The PARCA analysis, sponsored by the Dothan-based Wiregrass Foundation, presents Dothan City School enrollment, financial data, and test scores results as they compare to peer school systems and to state and national averages. How does the system stack up over all? How do students from poverty backgrounds perform compared to similarly-situated students statewide? How do nonpoverty students perform compared to peers elsewhere? What is the system’s ultimate success rate in preparing students for college as measured by the ACT (the college readiness assessment) and by the rate at which Dothan students have to take remedial education courses after enrolling in college?
The deep dive into the data is part of the Dothan City School System’s commitment to continuously improve. The analysis provides a basis for understanding the test results. The system takes ownership of the results, providing an opportunity to celebrate successes, but also to identify areas in need of improvement. Strategies are developed to counter weaknesses. Resources are devoted to those strategies, and future results are monitored.
It’s an approach that has led to success. In 2005, over half of Dothan’s system-level results on the Alabama Reading and Math Test were below the state average. By the 2012-2013 school year, all the system’s results were at or above the state average.

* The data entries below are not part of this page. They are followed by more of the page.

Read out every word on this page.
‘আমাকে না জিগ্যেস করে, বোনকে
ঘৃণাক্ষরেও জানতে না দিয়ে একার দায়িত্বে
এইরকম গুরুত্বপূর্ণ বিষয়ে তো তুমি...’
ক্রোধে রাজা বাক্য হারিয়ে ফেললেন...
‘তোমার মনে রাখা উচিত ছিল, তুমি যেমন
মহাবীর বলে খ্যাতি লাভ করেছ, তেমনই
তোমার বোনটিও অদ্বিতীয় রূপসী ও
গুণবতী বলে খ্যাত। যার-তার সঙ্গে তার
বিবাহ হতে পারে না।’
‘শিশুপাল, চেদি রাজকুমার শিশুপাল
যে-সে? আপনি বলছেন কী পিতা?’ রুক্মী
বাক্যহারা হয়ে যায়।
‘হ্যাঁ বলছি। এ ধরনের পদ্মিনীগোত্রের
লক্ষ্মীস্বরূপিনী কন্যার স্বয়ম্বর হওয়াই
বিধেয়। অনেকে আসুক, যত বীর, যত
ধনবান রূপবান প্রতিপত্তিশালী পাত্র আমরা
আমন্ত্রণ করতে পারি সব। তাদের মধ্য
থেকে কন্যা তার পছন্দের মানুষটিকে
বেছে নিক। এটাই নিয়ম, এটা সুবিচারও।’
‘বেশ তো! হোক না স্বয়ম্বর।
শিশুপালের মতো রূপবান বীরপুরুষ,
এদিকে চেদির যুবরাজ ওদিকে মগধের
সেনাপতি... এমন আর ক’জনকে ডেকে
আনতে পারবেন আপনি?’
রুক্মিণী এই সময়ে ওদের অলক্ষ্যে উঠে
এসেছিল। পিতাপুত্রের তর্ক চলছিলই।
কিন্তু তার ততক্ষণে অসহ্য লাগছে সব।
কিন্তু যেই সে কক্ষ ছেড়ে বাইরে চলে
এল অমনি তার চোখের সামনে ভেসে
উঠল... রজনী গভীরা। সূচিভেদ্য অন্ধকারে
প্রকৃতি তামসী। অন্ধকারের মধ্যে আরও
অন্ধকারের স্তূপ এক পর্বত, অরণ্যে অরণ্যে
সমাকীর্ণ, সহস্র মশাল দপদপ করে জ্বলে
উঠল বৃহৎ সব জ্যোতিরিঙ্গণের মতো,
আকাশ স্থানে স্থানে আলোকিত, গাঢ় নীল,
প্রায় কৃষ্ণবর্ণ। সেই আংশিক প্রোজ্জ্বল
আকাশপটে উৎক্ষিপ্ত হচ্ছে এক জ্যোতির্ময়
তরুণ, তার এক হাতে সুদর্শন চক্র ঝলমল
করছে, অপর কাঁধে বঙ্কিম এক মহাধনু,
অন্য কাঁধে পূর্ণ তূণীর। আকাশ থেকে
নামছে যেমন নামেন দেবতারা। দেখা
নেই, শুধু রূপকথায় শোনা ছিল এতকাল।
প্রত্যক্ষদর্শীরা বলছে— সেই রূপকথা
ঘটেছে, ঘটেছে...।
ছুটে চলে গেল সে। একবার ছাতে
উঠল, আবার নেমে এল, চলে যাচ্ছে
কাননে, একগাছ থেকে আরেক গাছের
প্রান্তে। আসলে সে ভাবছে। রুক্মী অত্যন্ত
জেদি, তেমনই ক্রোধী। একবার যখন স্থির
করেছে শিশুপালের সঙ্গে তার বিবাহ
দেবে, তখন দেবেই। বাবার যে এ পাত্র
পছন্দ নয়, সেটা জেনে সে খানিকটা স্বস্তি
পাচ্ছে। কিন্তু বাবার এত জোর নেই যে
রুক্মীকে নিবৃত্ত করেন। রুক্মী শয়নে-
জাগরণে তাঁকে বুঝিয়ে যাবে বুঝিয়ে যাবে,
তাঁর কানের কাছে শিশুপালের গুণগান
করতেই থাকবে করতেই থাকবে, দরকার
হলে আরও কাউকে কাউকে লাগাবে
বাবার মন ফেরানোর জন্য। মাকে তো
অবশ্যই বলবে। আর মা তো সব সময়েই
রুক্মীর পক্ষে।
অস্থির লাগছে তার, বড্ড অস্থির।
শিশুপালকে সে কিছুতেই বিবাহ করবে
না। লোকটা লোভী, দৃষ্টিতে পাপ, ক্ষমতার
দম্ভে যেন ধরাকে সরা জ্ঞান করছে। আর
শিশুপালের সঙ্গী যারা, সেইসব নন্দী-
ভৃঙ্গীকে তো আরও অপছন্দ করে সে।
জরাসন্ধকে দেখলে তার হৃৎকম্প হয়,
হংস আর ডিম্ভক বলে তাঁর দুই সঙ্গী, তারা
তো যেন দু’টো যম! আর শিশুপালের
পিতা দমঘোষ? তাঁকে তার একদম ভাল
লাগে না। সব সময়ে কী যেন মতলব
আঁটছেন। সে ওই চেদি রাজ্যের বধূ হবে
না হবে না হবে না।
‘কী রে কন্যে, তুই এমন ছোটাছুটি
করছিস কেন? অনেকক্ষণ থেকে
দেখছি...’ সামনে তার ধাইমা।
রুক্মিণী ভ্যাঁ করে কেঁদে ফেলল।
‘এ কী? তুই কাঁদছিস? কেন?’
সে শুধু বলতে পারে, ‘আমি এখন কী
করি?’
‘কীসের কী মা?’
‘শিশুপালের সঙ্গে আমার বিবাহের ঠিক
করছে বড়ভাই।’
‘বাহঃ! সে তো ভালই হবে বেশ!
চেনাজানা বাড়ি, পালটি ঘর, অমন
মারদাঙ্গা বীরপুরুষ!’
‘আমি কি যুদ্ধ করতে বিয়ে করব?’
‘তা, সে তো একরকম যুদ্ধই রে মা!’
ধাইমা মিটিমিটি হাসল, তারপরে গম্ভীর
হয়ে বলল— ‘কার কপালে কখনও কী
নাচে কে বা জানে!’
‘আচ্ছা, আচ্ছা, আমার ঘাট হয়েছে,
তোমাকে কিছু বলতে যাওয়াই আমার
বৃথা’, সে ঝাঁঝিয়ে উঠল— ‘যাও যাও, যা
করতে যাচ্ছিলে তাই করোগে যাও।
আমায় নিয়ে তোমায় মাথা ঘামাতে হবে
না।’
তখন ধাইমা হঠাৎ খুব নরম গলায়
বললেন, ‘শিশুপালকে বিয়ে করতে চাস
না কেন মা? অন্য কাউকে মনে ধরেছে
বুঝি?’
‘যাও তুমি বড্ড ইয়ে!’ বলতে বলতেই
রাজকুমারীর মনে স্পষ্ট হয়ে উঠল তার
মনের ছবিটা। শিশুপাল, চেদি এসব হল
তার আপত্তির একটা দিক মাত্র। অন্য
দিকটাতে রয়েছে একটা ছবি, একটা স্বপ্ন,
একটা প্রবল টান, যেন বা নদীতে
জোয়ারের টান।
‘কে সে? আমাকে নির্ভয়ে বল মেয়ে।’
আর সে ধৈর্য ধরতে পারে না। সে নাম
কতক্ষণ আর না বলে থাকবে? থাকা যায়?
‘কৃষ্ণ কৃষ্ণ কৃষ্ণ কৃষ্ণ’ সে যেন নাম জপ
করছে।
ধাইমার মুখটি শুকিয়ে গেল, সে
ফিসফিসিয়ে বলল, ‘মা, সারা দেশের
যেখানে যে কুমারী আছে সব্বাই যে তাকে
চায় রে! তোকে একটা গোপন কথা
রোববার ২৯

Starting in 2014, Alabama changed its statewide assessment test to the ACT Aspire, and it was the results of the new test that were presented this week, along with financial data and college readiness results from ACT. Dothan’s baseline results showed that on the new tests, Dothan, as a system, bested the state average on most measures. However, when the results are viewed at the school and grade level, it is clear there is room for improvement. Like school systems across the state and nation, Dothan sees a wide disparity in results between poverty and nonpoverty students. Dothan schools with high percentages of poverty in the student body generally showed results that trailed far behind state averages. On the other hand, on several measures, poverty and nonpoverty students at Dothan magnet schools scored proficient at almost the same rate, erasing that stubborn achievement gap. In fact, in some grades and subjects, poverty students at Dothan magnets beat the proficiency rate of non-poverty students statewide.